3. According to the CPS, any reasons to choose circumcision must be ascribed to "social status,"[4] "conformity,"[5] or "ritual."[6] The infant patient is not in a position to choose surgery for these reasons.

B. Harm Suffered:

1. It seems obvious that the removal of skin from an organ as sensitive as the penis must be presupposed to detract from its sensitivity, unless it has been shown otherwise. In reference to this issue, research by John Taylor of the University of Manitoba concludes that: "Circumcision ... abates junctional mucosa that appears to be an important component of the overall sensory mechanism of the human penis."[7] The Taylor article also states that "Meissner's corpuscles of the prepuce may be compared with similar nerve-endings in the fingertips and lips,"[8] that "the prepuce provides a large and important platform for several nerves and nerve endings....the innervation is impressive,"[9] and refers to parts of the foreskin as "primarily sensory tissue."[10] In a later interview, Taylor said "This is real 18th century surgery... The whole mechanism of the penis is different in the circumcised vs. uncircumcised.... Doctors doing this procedure don't know what they're removing."[11]

2. Studies show the sexual importance of the foreskin. In fact, the sensory importance of the prepuce has been recognized since as early as 1959, when Dr. Winkelman of the Mayo Clinic wrote:

[T]he specific type of erogenous zone is found in the mucocutaneous regions of the body. Such specific sites of acute sensation in the body are the genital regions, including the prepuce, penis, clitoris, and external genitalia of the female, and the peri-anal skin, lip, nipple and conjunctiva. It is the special anatomy of these regions that require the use of the term "specific" when one speaks of erotic sensations originating in the skin. This anatomy favors acute perception.[12]

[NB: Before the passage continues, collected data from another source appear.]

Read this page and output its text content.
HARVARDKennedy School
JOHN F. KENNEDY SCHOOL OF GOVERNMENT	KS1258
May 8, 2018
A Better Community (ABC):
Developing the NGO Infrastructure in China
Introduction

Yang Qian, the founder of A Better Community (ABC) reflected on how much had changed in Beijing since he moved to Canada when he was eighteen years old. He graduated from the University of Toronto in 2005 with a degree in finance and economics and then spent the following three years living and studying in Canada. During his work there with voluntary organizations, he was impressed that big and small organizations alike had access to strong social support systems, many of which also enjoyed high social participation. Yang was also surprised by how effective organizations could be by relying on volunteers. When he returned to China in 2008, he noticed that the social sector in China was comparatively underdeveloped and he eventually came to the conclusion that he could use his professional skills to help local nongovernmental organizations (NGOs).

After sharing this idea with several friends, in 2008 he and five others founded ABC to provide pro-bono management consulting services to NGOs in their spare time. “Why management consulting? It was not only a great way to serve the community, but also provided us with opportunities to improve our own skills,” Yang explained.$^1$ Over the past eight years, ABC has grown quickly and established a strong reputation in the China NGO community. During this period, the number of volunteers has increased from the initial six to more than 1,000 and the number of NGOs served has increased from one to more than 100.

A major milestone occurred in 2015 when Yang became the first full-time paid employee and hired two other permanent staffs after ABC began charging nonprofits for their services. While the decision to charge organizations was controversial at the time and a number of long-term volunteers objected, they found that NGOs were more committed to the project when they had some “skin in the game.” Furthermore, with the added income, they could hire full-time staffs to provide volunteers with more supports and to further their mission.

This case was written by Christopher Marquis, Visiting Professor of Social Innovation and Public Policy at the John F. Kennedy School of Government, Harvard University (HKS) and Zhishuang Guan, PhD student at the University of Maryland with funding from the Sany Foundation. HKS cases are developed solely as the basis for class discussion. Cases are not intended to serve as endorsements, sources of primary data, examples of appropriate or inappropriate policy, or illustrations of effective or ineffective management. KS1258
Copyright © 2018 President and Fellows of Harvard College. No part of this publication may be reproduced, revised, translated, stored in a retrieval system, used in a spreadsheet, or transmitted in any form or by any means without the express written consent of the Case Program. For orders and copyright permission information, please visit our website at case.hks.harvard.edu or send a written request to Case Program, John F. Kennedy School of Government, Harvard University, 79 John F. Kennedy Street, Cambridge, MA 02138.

Thus, rather than being a surgery with no consequences to the patient save that of therapy/lack of therapy, circumcision clearly diminishes the organ's sexual sensitivity. In light of this, only the patient can judge whether any supposed prophylactic benefits would outweigh the sacrifice of sexual sensitivity.

C: Lack of Consent:

1. Valid third-party authorization to surgery on a child depends upon the surgical intervention being therapeutic. In the vast majority of circumcisions this is not the case. Even were prophylactic benefits presupposed (in contradiction to the CPS's extensive research), this does not constitute therapy. An illustrative case is Eve,[13] in which it was ruled unlawful for a parent to consent to surgery on their child because of questionable advantages and lack of benefit to the patient.
 
 

Back to Intact Index

Endnotes:

1. Canadian Medical Association Journal, Neonatal Circumcision Revisited by Fetus and Newborn Committee, Canadian Paediatric Society. Abstract, pp. 769. Mar 15, 1996.

2. Canadian Paediatric Society Statement: Circumcision in the Newborn Period, 1975.

3. Ibid, par 15.

4. Ibid, par 1.

5. Ibid, par 11.

6. Ibid, par 21.

7. The prepuce: specialized mucosa of the penis and its loss to circumcision. J.R. Taylor et al, British Journal of Urology, 1996. Abstract, pp. 291.

8. Ibid, pp. 294.

9. Ibid, pp. 294

10. Ibid, pp. 295.

11. Interview with John Taylor, pathologist, University of Manitoba

12. The Erogenous Zones: Their Nerve Supply and Its Significance, 34 Proc. Staff Meetings Mayo Clinic, Jan 21, 1959 at 39.